When World and Worship Embrace 1


Celtic cross

For a moment yesterday, the distinction between worship and the rest of life disappeared. Upon reflection, and maybe because it was St. Patrick’s Day, I have begun to understand it as what the Celts called a “thin place.” In Christian Celtic spirituality the term “thin place” is used to describe an extraordinary encounter with the sacred in the midst of our ordinary lives. Scripture reminds us, “in [God] we live and move and have our being” (Acts 17:28), and so we have these two realms, God’s and ours, around us at all times. The boundary separating the two realms the Celts referred to as a veil, and every once in a while we are privileged to stand in a place where the veil is very thin, and heaven and earth meet. A “thin place” then, to use different words, is a moment when our world and worship embrace, when the distinction between our “spiritual lives” and our “everyday lives” disappears. 

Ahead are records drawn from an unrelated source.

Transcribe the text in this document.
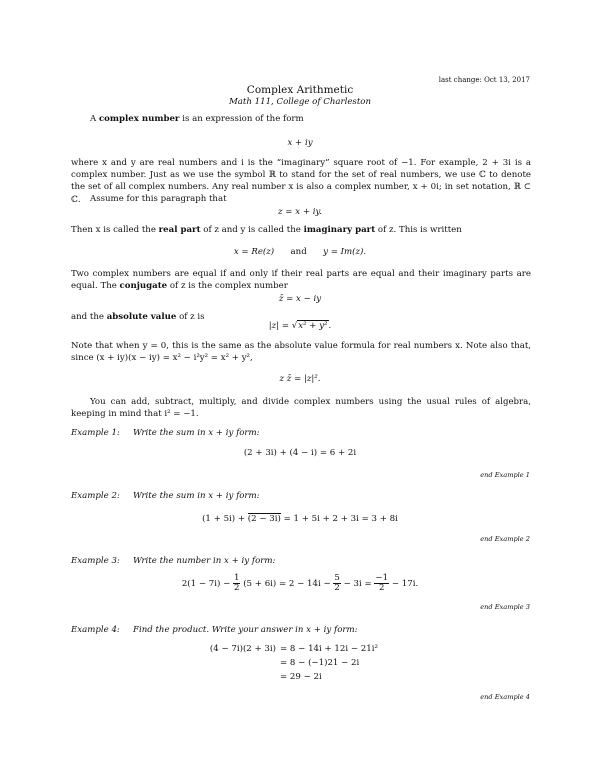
last change: Oct 13, 2017
Complex Arithmetic
Math 111, College of Charleston
A complex number is an expression of the form
x + iy
where x and y are real numbers and i is the “imaginary” square root of −1. For example, 2 + 3i is a complex number. Just as we use the symbol ℝ to stand for the set of real numbers, we use ℂ to denote the set of all complex numbers. Any real number x is also a complex number, x + 0i; in set notation, ℝ ⊂ ℂ.	Assume for this paragraph that
z = x + iy.
Then x is called the real part of z and y is called the imaginary part of z. This is written
x = Re(z) and y = Im(z).
Two complex numbers are equal if and only if their real parts are equal and their imaginary parts are equal. The conjugate of z is the complex number
z̄ = x − iy
and the absolute value of z is
|z| = √x² + y².
Note that when y = 0, this is the same as the absolute value formula for real numbers x. Note also that, since (x + iy)(x − iy) = x² − i²y² = x² + y²,
z z̄ = |z|².
You can add, subtract, multiply, and divide complex numbers using the usual rules of algebra, keeping in mind that i² = −1.
Example 1: Write the sum in x + iy form:
(2 + 3i) + (4 − i) = 6 + 2i
end Example 1
Example 2: Write the sum in x + iy form:
(1 + 5i) + (2 − 3i) = 1 + 5i + 2 + 3i = 3 + 8i
end Example 2
Example 3: Write the number in x + iy form:
$2(1 - 7i) - \frac{1}{2} (5 + 6i) = 2 - 14i - \frac{5}{2} - 3i = \frac{-1}{2} - 17i$.
end Example 3
Example 4: Find the product. Write your answer in x + iy form:
(4 − 7i)(2 + 3i) = 8 − 14i + 12i − 21i²
= 8 − (−1)21 − 2i
= 29 − 2i
end Example 4
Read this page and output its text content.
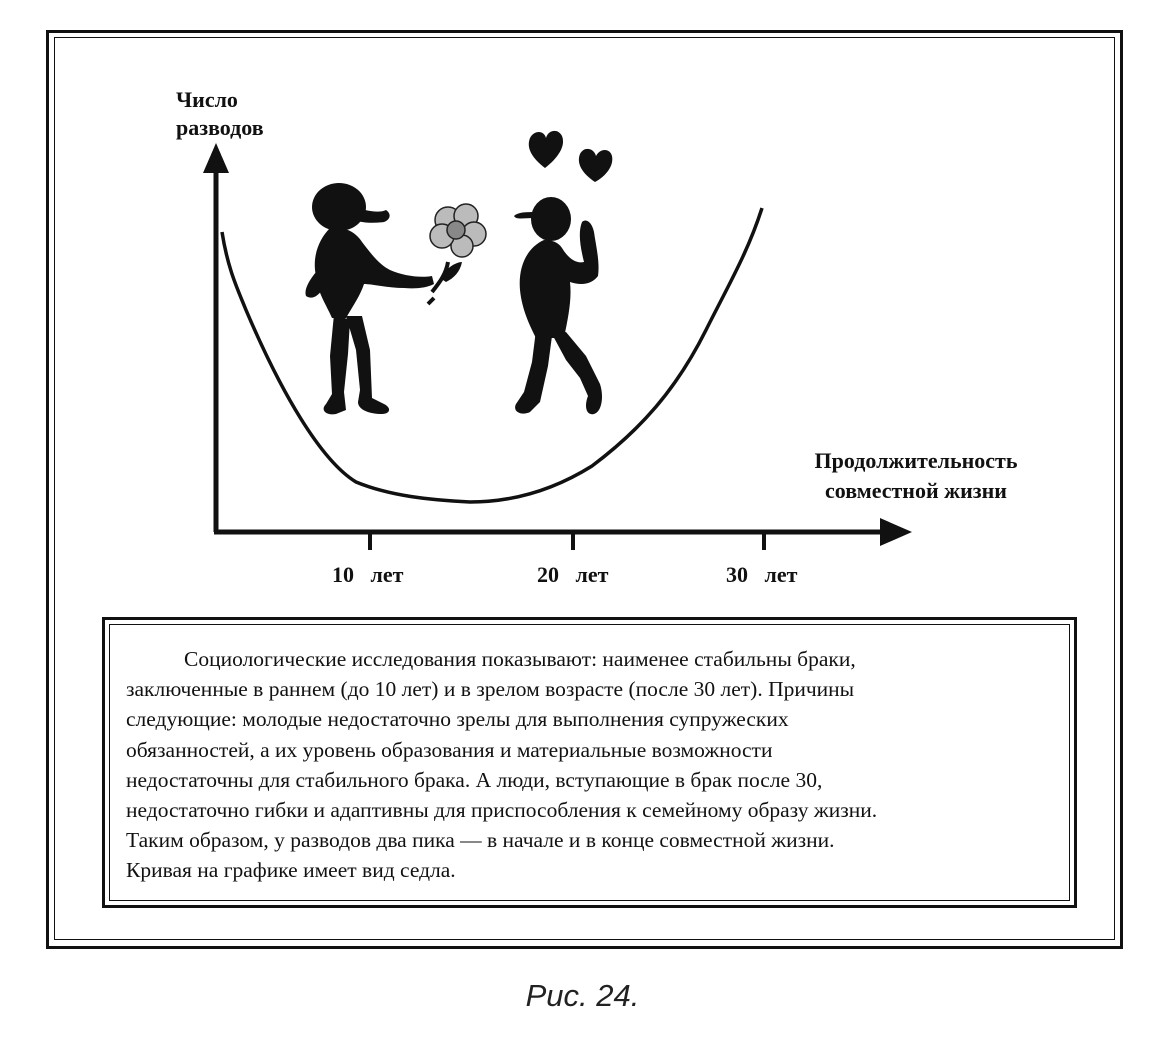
Число
разводов
Продолжительность
совместной жизни
10 лет	20 лет	30 лет
Социологические исследования показывают: наименее стабильны браки,
заключенные в раннем (до 10 лет) и в зрелом возрасте (после 30 лет). Причины
следующие: молодые недостаточно зрелы для выполнения супружеских
обязанностей, а их уровень образования и материальные возможности
недостаточны для стабильного брака. А люди, вступающие в брак после 30,
недостаточно гибки и адаптивны для приспособления к семейному образу жизни.
Таким образом, у разводов два пика — в начале и в конце совместной жизни.
Кривая на графике имеет вид седла.
Рис. 24.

I was rushing to my office between services to drop off my guitar and change into my robe, when I was greeted by a member of the congregation in tears. I immediately invited the person into my office for a pastoral counseling session on the spot – one of the blessings of being an associate pastor is the flexibility to opt out of worship for a time such as this. After we chatted, prayed, and said goodbye, I looked at the clock and noted the service was only about half over. There was still time for me to participate in the sacrament of Holy Communion.

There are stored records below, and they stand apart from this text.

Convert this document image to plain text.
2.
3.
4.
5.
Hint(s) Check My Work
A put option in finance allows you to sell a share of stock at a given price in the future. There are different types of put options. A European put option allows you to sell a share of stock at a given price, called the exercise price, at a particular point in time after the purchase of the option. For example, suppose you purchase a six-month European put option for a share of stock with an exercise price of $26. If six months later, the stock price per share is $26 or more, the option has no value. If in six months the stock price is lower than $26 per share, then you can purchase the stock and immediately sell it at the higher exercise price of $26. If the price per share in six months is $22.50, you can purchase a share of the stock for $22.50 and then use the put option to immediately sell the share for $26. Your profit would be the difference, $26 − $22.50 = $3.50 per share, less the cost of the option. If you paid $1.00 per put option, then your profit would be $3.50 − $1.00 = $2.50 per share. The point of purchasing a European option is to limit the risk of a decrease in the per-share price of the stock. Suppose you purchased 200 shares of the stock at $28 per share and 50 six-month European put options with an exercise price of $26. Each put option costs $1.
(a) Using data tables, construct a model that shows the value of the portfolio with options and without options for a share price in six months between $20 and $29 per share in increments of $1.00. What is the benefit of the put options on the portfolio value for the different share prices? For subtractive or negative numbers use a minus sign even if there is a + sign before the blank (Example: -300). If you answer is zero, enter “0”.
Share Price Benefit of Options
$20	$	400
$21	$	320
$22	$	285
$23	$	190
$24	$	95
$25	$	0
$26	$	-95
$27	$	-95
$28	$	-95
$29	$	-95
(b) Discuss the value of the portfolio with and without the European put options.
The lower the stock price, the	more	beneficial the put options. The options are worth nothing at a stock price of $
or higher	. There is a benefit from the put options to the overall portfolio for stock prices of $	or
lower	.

I quickly put on my robe and stole, attached my microphone and headed toward the communion table at the appropriate time. I participated in the liturgy, then served by tearing pieces of bread from the loaf and placing them in the waiting hands of our congregants as I said to each, “The body of Christ, broken for you.” It was then I found myself in the thin place, a sacred moment, a blending of the realms. 

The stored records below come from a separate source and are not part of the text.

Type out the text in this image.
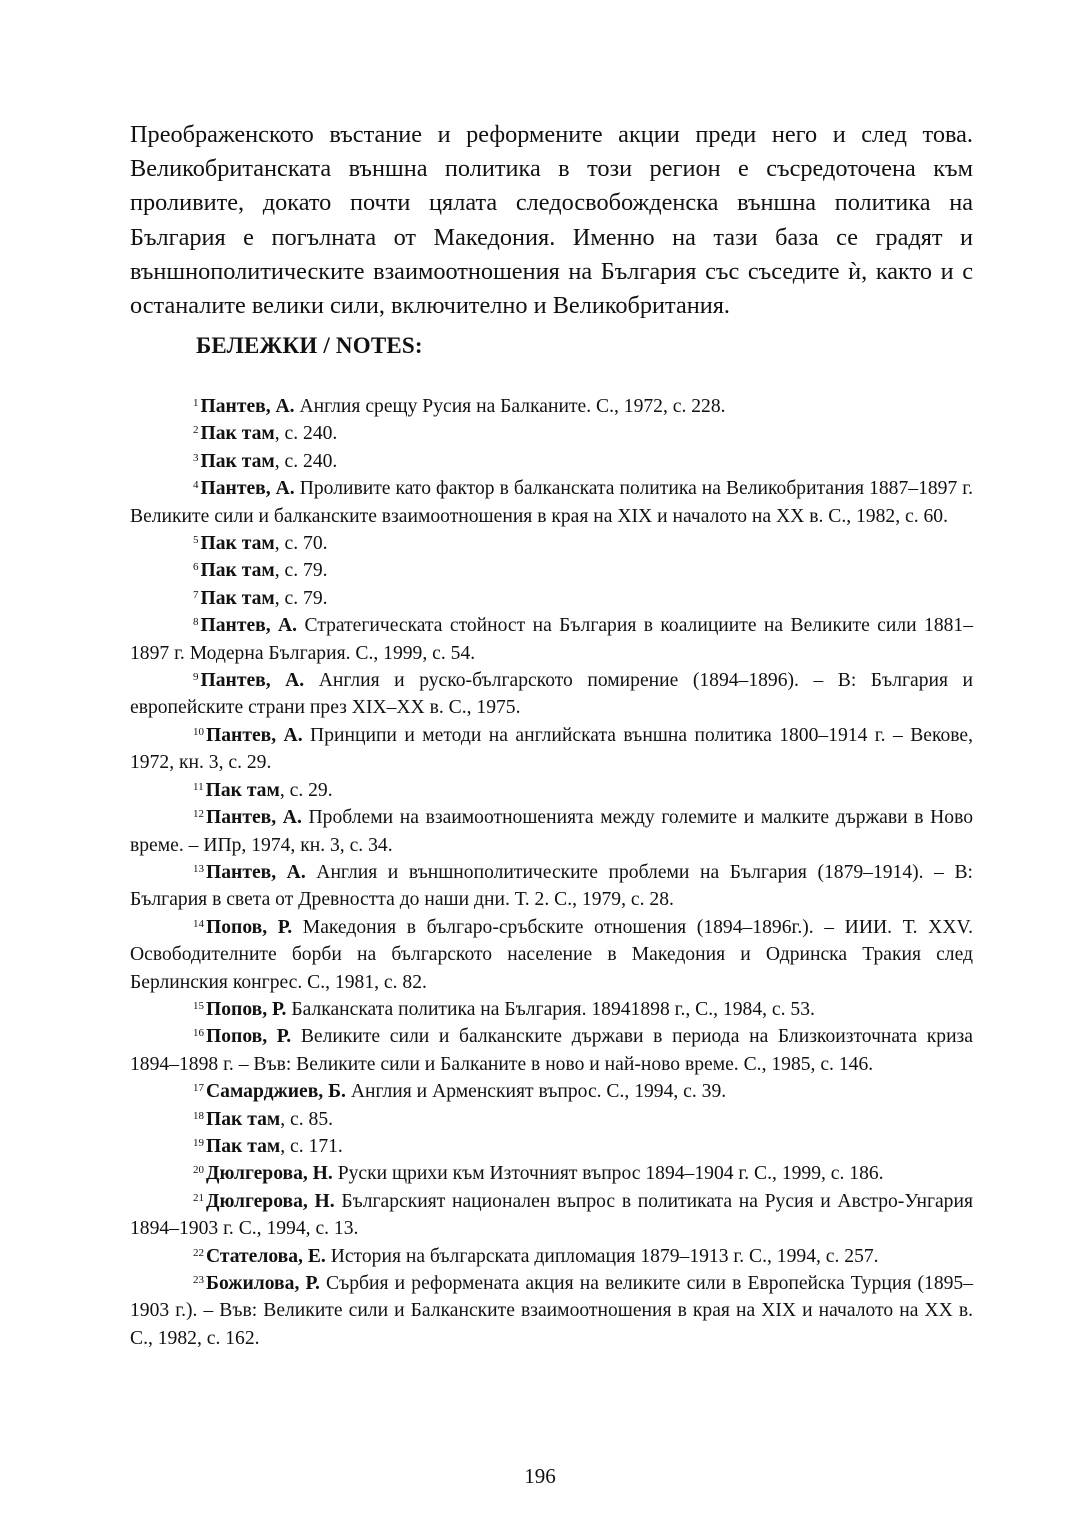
Преображенското въстание и реформените акции преди него и след това. Великобританската външна политика в този регион е съсредоточена към проливите, докато почти цялата следосвобожденска външна политика на България е погълната от Македония. Именно на тази база се градят и външнополитическите взаимоотношения на България със съседите ѝ, както и с останалите велики сили, включително и Великобритания.

БЕЛЕЖКИ / NOTES:

$^1$ Пантев, А. Англия срещу Русия на Балканите. С., 1972, с. 228.

$^2$ Пак там, с. 240.

$^3$ Пак там, с. 240.

$^4$ Пантев, А. Проливите като фактор в балканската политика на Великобритания 1887–1897 г. Великите сили и балканските взаимоотношения в края на XIX и началото на XX в. С., 1982, с. 60.

$^5$ Пак там, с. 70.

$^6$ Пак там, с. 79.

$^7$ Пак там, с. 79.

$^8$ Пантев, А. Стратегическата стойност на България в коалициите на Великите сили 1881–1897 г. Модерна България. С., 1999, с. 54.

$^9$ Пантев, А. Англия и руско-българското помирение (1894–1896). – В: България и европейските страни през XIX–XX в. С., 1975.

$^{10}$ Пантев, А. Принципи и методи на английската външна политика 1800–1914 г. – Векове, 1972, кн. 3, с. 29.

$^{11}$ Пак там, с. 29.

$^{12}$ Пантев, А. Проблеми на взаимоотношенията между големите и малките държави в Ново време. – ИПр, 1974, кн. 3, с. 34.

$^{13}$ Пантев, А. Англия и външнополитическите проблеми на България (1879–1914). – В: България в света от Древността до наши дни. Т. 2. С., 1979, с. 28.

$^{14}$ Попов, Р. Македония в българо-сръбските отношения (1894–1896г.). – ИИИ. Т. XXV. Освободителните борби на българското население в Македония и Одринска Тракия след Берлинския конгрес. С., 1981, с. 82.

$^{15}$ Попов, Р. Балканската политика на България. 18941898 г., С., 1984, с. 53.

$^{16}$ Попов, Р. Великите сили и балканските държави в периода на Близкоизточната криза 1894–1898 г. – Във: Великите сили и Балканите в ново и най-ново време. С., 1985, с. 146.

$^{17}$ Самарджиев, Б. Англия и Арменският въпрос. С., 1994, с. 39.

$^{18}$ Пак там, с. 85.

$^{19}$ Пак там, с. 171.

$^{20}$ Дюлгерова, Н. Руски щрихи към Източният въпрос 1894–1904 г. С., 1999, с. 186.

$^{21}$ Дюлгерова, Н. Българският национален въпрос в политиката на Русия и Австро-Унгария 1894–1903 г. С., 1994, с. 13.

$^{22}$ Стателова, Е. История на българската дипломация 1879–1913 г. С., 1994, с. 257.

$^{23}$ Божилова, Р. Сърбия и реформената акция на великите сили в Европейска Турция (1895–1903 г.). – Във: Великите сили и Балканските взаимоотношения в края на XIX и началото на XX в. С., 1982, с. 162.

196
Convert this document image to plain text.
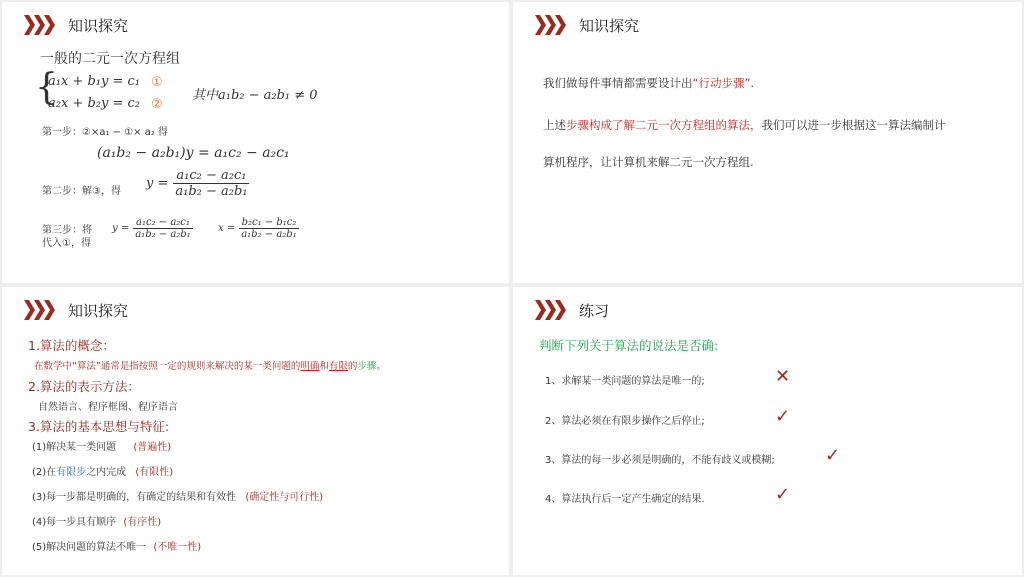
知识探究
一般的二元一次方程组
{
a₁x + b₁y = c₁ ①
a₂x + b₂y = c₂ ②
其中a₁b₂ − a₂b₁ ≠ 0
第一步：②×a₁ − ①× a₂ 得
(a₁b₂ − a₂b₁)y = a₁c₂ − a₂c₁
第二步：解③，得
$y = \frac{\text{a₁c₂ − a₂c₁}}{\text{a₁b₂ − a₂b₁}}$
第三步：将
代入①，得
$y = \frac{\text{a₁c₂ − a₂c₁}}{\text{a₁b₂ − a₂b₁}}$ $x = \frac{\text{b₂c₁ − b₁c₂}}{\text{a₁b₂ − a₂b₁}}$
知识探究
我们做每件事情都需要设计出“行动步骤”.
上述步骤构成了解二元一次方程组的算法，我们可以进一步根据这一算法编制计
算机程序，让计算机来解二元一次方程组.
知识探究
1.算法的概念：
在数学中“算法”通常是指按照一定的规则来解决的某一类问题的明确和有限的步骤。
2.算法的表示方法：
自然语言、程序框图、程序语言
3.算法的基本思想与特征:
(1)解决某一类问题 (普遍性)
(2)在有限步之内完成 (有限性)
(3)每一步都是明确的，有确定的结果和有效性 (确定性与可行性)
(4)每一步具有顺序 (有序性)
(5)解决问题的算法不唯一 (不唯一性)
练习
判断下列关于算法的说法是否确:
1、求解某一类问题的算法是唯一的;	✕
2、算法必须在有限步操作之后停止;	✓
3、算法的每一步必须是明确的，不能有歧义或模糊;	✓
4、算法执行后一定产生确定的结果.	✓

I was overcome by the connection between the pastoral counseling session in my office and the sacrament in the sanctuary. Both of these acts were about offering the love of Christ to those who were longing, hurting, lonely, confused, afraid, desperate, angry, repentant, doubt-filled, hope-filled, humble, anxiety-ridden, and yet ready-to-receive. Both were moments when words did not come easy, yet connection was deep. The meal Jesus shared with his disciples on that Thursday afternoon; the meals he shared with the likes of Matthew, Zacchaeus, and the woman who dried his feet with her hair; and the conversations we have across the desk in the associate pastor’s office or a table in Starbucks are all connected. Christ is present in it all, meeting us in our brokenness, offering us his strength and peace. This is the essence of ministry. 

As associate pastors and other staff ministers, we often serve behind the scenes – planning events, developing ministry programs, making visits, keeping records, and the like. Yesterday I was reminded that all the ministry tasks for which I’m responsible are a means to an end and not the end themselves. The true goal is to offer Christ – across the desk, in the sacrament, and in our programming.